Besonders kontrovers wird wahrscheinlich diskutiert werden, ob für die Wohlbegründetheit dieses Entschlusses eine Beratungspflicht hinsichtlich möglicher Alternativen einzuführen ist oder (gemäß dem Vorschlag von Groeben) lediglich ein Beratungsangebot.

Schlussendlich impliziert die Einführung des ärztlichen Suizidbeistands zumindest partiell einen Umbau des Gesundheitssystems, insofern es eine Dokumentation bezüglich beistandswilliger Mediziner/innen geben sollte einschließlich deren Rechts, über diese Bereitschaft im Einzelnen zu informieren.

Am Weitestgehenden dürfte allerdings sicher die Antwort von Groeben zur Aufhebung der unsinnigen Entgegensetzung von palliativer Hospizversorgung und Sterbehilfe sein: nämlich dass die Gesellschaft schlicht jedem, der es wünscht, einen Hospizplatz zur Verfügung stellt (in Parallelität zur Garantie eines Kita-Platzes am Lebensanfang).

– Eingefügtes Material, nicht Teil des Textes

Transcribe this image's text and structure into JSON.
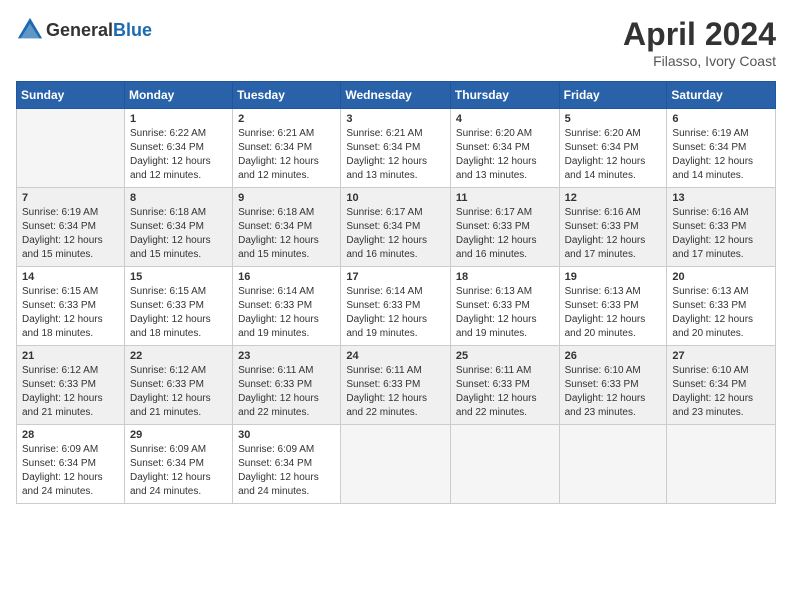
{
  "header": {
    "logo_general": "General",
    "logo_blue": "Blue",
    "month": "April 2024",
    "location": "Filasso, Ivory Coast"
  },
  "days_of_week": [
    "Sunday",
    "Monday",
    "Tuesday",
    "Wednesday",
    "Thursday",
    "Friday",
    "Saturday"
  ],
  "weeks": [
    {
      "days": [
        {
          "number": "",
          "sunrise": "",
          "sunset": "",
          "daylight": ""
        },
        {
          "number": "1",
          "sunrise": "Sunrise: 6:22 AM",
          "sunset": "Sunset: 6:34 PM",
          "daylight": "Daylight: 12 hours and 12 minutes."
        },
        {
          "number": "2",
          "sunrise": "Sunrise: 6:21 AM",
          "sunset": "Sunset: 6:34 PM",
          "daylight": "Daylight: 12 hours and 12 minutes."
        },
        {
          "number": "3",
          "sunrise": "Sunrise: 6:21 AM",
          "sunset": "Sunset: 6:34 PM",
          "daylight": "Daylight: 12 hours and 13 minutes."
        },
        {
          "number": "4",
          "sunrise": "Sunrise: 6:20 AM",
          "sunset": "Sunset: 6:34 PM",
          "daylight": "Daylight: 12 hours and 13 minutes."
        },
        {
          "number": "5",
          "sunrise": "Sunrise: 6:20 AM",
          "sunset": "Sunset: 6:34 PM",
          "daylight": "Daylight: 12 hours and 14 minutes."
        },
        {
          "number": "6",
          "sunrise": "Sunrise: 6:19 AM",
          "sunset": "Sunset: 6:34 PM",
          "daylight": "Daylight: 12 hours and 14 minutes."
        }
      ]
    },
    {
      "days": [
        {
          "number": "7",
          "sunrise": "Sunrise: 6:19 AM",
          "sunset": "Sunset: 6:34 PM",
          "daylight": "Daylight: 12 hours and 15 minutes."
        },
        {
          "number": "8",
          "sunrise": "Sunrise: 6:18 AM",
          "sunset": "Sunset: 6:34 PM",
          "daylight": "Daylight: 12 hours and 15 minutes."
        },
        {
          "number": "9",
          "sunrise": "Sunrise: 6:18 AM",
          "sunset": "Sunset: 6:34 PM",
          "daylight": "Daylight: 12 hours and 15 minutes."
        },
        {
          "number": "10",
          "sunrise": "Sunrise: 6:17 AM",
          "sunset": "Sunset: 6:34 PM",
          "daylight": "Daylight: 12 hours and 16 minutes."
        },
        {
          "number": "11",
          "sunrise": "Sunrise: 6:17 AM",
          "sunset": "Sunset: 6:33 PM",
          "daylight": "Daylight: 12 hours and 16 minutes."
        },
        {
          "number": "12",
          "sunrise": "Sunrise: 6:16 AM",
          "sunset": "Sunset: 6:33 PM",
          "daylight": "Daylight: 12 hours and 17 minutes."
        },
        {
          "number": "13",
          "sunrise": "Sunrise: 6:16 AM",
          "sunset": "Sunset: 6:33 PM",
          "daylight": "Daylight: 12 hours and 17 minutes."
        }
      ]
    },
    {
      "days": [
        {
          "number": "14",
          "sunrise": "Sunrise: 6:15 AM",
          "sunset": "Sunset: 6:33 PM",
          "daylight": "Daylight: 12 hours and 18 minutes."
        },
        {
          "number": "15",
          "sunrise": "Sunrise: 6:15 AM",
          "sunset": "Sunset: 6:33 PM",
          "daylight": "Daylight: 12 hours and 18 minutes."
        },
        {
          "number": "16",
          "sunrise": "Sunrise: 6:14 AM",
          "sunset": "Sunset: 6:33 PM",
          "daylight": "Daylight: 12 hours and 19 minutes."
        },
        {
          "number": "17",
          "sunrise": "Sunrise: 6:14 AM",
          "sunset": "Sunset: 6:33 PM",
          "daylight": "Daylight: 12 hours and 19 minutes."
        },
        {
          "number": "18",
          "sunrise": "Sunrise: 6:13 AM",
          "sunset": "Sunset: 6:33 PM",
          "daylight": "Daylight: 12 hours and 19 minutes."
        },
        {
          "number": "19",
          "sunrise": "Sunrise: 6:13 AM",
          "sunset": "Sunset: 6:33 PM",
          "daylight": "Daylight: 12 hours and 20 minutes."
        },
        {
          "number": "20",
          "sunrise": "Sunrise: 6:13 AM",
          "sunset": "Sunset: 6:33 PM",
          "daylight": "Daylight: 12 hours and 20 minutes."
        }
      ]
    },
    {
      "days": [
        {
          "number": "21",
          "sunrise": "Sunrise: 6:12 AM",
          "sunset": "Sunset: 6:33 PM",
          "daylight": "Daylight: 12 hours and 21 minutes."
        },
        {
          "number": "22",
          "sunrise": "Sunrise: 6:12 AM",
          "sunset": "Sunset: 6:33 PM",
          "daylight": "Daylight: 12 hours and 21 minutes."
        },
        {
          "number": "23",
          "sunrise": "Sunrise: 6:11 AM",
          "sunset": "Sunset: 6:33 PM",
          "daylight": "Daylight: 12 hours and 22 minutes."
        },
        {
          "number": "24",
          "sunrise": "Sunrise: 6:11 AM",
          "sunset": "Sunset: 6:33 PM",
          "daylight": "Daylight: 12 hours and 22 minutes."
        },
        {
          "number": "25",
          "sunrise": "Sunrise: 6:11 AM",
          "sunset": "Sunset: 6:33 PM",
          "daylight": "Daylight: 12 hours and 22 minutes."
        },
        {
          "number": "26",
          "sunrise": "Sunrise: 6:10 AM",
          "sunset": "Sunset: 6:33 PM",
          "daylight": "Daylight: 12 hours and 23 minutes."
        },
        {
          "number": "27",
          "sunrise": "Sunrise: 6:10 AM",
          "sunset": "Sunset: 6:34 PM",
          "daylight": "Daylight: 12 hours and 23 minutes."
        }
      ]
    },
    {
      "days": [
        {
          "number": "28",
          "sunrise": "Sunrise: 6:09 AM",
          "sunset": "Sunset: 6:34 PM",
          "daylight": "Daylight: 12 hours and 24 minutes."
        },
        {
          "number": "29",
          "sunrise": "Sunrise: 6:09 AM",
          "sunset": "Sunset: 6:34 PM",
          "daylight": "Daylight: 12 hours and 24 minutes."
        },
        {
          "number": "30",
          "sunrise": "Sunrise: 6:09 AM",
          "sunset": "Sunset: 6:34 PM",
          "daylight": "Daylight: 12 hours and 24 minutes."
        },
        {
          "number": "",
          "sunrise": "",
          "sunset": "",
          "daylight": ""
        },
        {
          "number": "",
          "sunrise": "",
          "sunset": "",
          "daylight": ""
        },
        {
          "number": "",
          "sunrise": "",
          "sunset": "",
          "daylight": ""
        },
        {
          "number": "",
          "sunrise": "",
          "sunset": "",
          "daylight": ""
        }
      ]
    }
  ]
}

Fazit: Die differenzierte Argumentation dieses Buches verbindet philosophisch-normative Rechtfertigung mit empirisch-sozialwissenschaftlicher Begründung, um daraus praktisch-moralische Konsequenzen für die Ausfaltung des historischen Bundesverfassungsgerichts-Urteils zum selbstbestimmten Sterben abzuleiten. Damit sind Eckpunkte für einen rationalen Diskurs gegeben, hinter die jede Diskussion im Problembereich der Sterbehilfe nicht mehr zurückfallen sollte!


Norbert Groeben: Sterbenswille. Verteidigung des rationalen Suizids.
Darmstadt: wbg-academic; ISBN 978-3-534-40513-8; 24,- Euro

Dieser Beitrag hat 2 Kommentare

  1. Werner Lehr

    Die Argumentation ist nachvollziehbar. Was mich persönlich stört, ist die Ausdrucksweise. Ich habe humanistisches Abitur und ein abgeschlossenes Studium (nicht unbedingt ein Qualitätsmerkmal).
    Aber wenn ich diesen Artikel nicht verstehen kann, ohne viele Begriffe nachzuschlagen, dann muss die Frage erlaubt sein, wer dieses Werk lesen und verstehen will, wenn er nicht einer Schicht angehört, die sich nur mit hochtrabenden Ausdrücken untereinander verständigt.

  2. Rainer Haselberger

    An der Diskussion stört mich die Rolle der Ärzte. Ich habe diesen gegenüber ein gewisses Misstrauen und halte Assistenz beim Suizid nicht für eine ärztliche Aufgabe! Sie ist keine „Heilbehandlung“.
    Die Beschaffung und das Übergeben des tödlichen Medikaments an den Suizidwilligen sollte durch eine Vertrauensperson nach klar definierten Regeln und gut dokumentiert erfolgen, wie man das in der Schweiz und in den NL sehen kann.
    Der Arzt muss unter Umständen bei der Feststellung der Willensfreiheit mitwirken, aber das geschieht im Vorfeld und nicht im Rahmen der Suizidhandlung.
    Wenn der Suizidwillige nicht die ausreichende Dosis des Mittels zu sich nimmt, weil er mittendrin Bedenken hat, ist der Notarzt zu rufen, wie bei jedem Unfall.
    Den Ärzten hier eine Vormundschaft einzuräumen, gibt ihnen eine Macht, die ihnen nicht zusteht!